IRS Proposes Curbing Estate and Gift Tax Valuation Discounts (article)
The IRS recently issued proposed regulations eliminating important valuation discounts commonly used in gift and estate tax planning. If finalized as currently proposed, these changes could increase an individual’s gift and estate tax liabilities by more than 60 percent. The Obama administration has attempted to limit valuation discounts on family-owned businesses for several years but has been unable to impose these restrictions through legislation. Now the Treasury Department has decided to achieve this goal through the regulatory route. Taxpayers have a small window of opportunity to take action before these regulations are finalized and become effective, which we anticipate to be sometime in 2017.
As we discussed in a recent article, case law over the years has firmly established that if you own less than a controlling interest in a business or an investment entity, you may be entitled for gift and estate tax purposes to valuation discounts for lack of control (i.e., a minority interest) and/or for lack of marketability (i.e., the inability to sell an interest for its true value due to the lack of a true market of potential buyers). These discounts, when combined, can range from 30 to 50 percent, or even higher, depending on your facts and circumstances.
For example, suppose you own a family business (or investment entity) with an underlying value of $5 million. Under current law, you could structure the transfer of this business to your family members in such a way to reduce this $5 million value to $3 million for gift and estate tax purposes (assuming a 40 percent discount). The elimination of this $2 million could save your family $800,000 in federal gift and estate tax at the current maximum rate of 40 percent and even more if you are also subject to state inheritance and/or estate taxes.
Applying such discounts in the context of family-controlled entities has long been a point of contention for the IRS. Because the Administration has been unsuccessful in attempts to restrict the use of valuation discounts through legislative changes, the Treasury Department has issued proposed regulations to try to accomplish this goal.
The proposed regulations do not simply disallow valuation discounts on intra-family transfers.
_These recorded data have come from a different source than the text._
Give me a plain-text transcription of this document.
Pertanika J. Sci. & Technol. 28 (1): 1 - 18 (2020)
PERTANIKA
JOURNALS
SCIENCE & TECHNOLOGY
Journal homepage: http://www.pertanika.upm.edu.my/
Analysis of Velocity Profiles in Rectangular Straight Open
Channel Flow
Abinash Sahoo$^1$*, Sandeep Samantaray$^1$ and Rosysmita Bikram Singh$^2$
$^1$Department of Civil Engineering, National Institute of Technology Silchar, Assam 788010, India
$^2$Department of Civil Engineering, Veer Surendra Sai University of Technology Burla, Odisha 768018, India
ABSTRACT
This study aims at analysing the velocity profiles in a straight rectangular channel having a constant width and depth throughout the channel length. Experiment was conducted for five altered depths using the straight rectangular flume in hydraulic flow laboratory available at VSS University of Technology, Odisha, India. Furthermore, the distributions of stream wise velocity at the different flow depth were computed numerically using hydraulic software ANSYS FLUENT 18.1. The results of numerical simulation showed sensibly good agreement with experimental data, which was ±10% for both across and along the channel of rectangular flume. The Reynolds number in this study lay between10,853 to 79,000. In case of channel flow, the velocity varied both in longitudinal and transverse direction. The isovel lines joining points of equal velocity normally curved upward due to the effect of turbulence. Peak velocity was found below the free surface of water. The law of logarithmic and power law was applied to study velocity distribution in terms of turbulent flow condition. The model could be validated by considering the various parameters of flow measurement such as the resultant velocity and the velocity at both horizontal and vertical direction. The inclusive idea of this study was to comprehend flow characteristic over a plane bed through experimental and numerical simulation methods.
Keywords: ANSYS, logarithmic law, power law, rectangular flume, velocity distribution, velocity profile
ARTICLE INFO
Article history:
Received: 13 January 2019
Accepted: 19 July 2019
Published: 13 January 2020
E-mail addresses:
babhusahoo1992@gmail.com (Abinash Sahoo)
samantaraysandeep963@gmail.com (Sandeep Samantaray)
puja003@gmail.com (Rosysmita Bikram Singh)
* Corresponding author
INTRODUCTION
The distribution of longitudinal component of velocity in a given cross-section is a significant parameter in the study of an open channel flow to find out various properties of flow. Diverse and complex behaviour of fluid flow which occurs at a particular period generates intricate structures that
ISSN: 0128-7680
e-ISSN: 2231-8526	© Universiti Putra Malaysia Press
Instead, they:
- Attempt to curb the use of these discounts by disregarding certain restrictions on redemption and liquidation rights, and
- Treat the lapse of voting or liquidation rights by the transferor as an additional taxable transfer if it occurs within three years of the transferor’s death and the entity is controlled by the transferor’s family immediately before and after the lapse.
What Is the Effect of the Proposed Regulations?
The ultimate impact is that the regulations may effectively eliminate valuation discounts used by many people today.
The loss of these valuation discounts will dramatically affect:
- The portion of your estate that you can transfer without incurring estate and gift taxes by using the lifetime exemption of $5.45 million ($10.9 million for a married couple);
- The portion of your estate that you can transfer annually without incurring gift taxes by using the annual exclusion of $14,000 ($28,000 for couples who elect to split gifts);
- To the extent that you are now restricted in your ability to transfer certain assets without gift tax, any post-transfer appreciation on those assets that will still be included in your estate, and
- Several other estate planning techniques and opportunities, such as charitable lead trusts and grantor retained annuity trusts (GRATs).
When Do These Rules Go Into Effect?
These rules will not become effective until 30 days after the final regulations are issued. The IRS is currently accepting comments on the proposed regulations, with a hearing scheduled for December 1. Therefore, the earliest we would expect these rules to go into effect is sometime in 2017. There may also be legal challenges to the regulations asserting that the Treasury Department did not have the authority to issue them.
What Should You Do?
If you have been contemplating transfers of interests in your business to your family members, you should contact your CBIZ tax advisor or estate planning attorney as soon as possible to discuss your options and the implications of these rules. Remember that any change in your estate planning will take time to implement after you make decisions with your advisors. This is also an appropriate time to revisit your entire estate plan, especially if you were counting on valuation discounts which may no longer be available. Keep in mind that other estate tax changes could be on the way, depending on the outcome of this year’s Presidential election. Secretary Clinton has proposed reducing the lifetime estate and gift tax exemption from $5.45 million to $1 million and increasing the maximum rate to 45 percent, while Mr. Trump has proposed repealing the tax regime completely.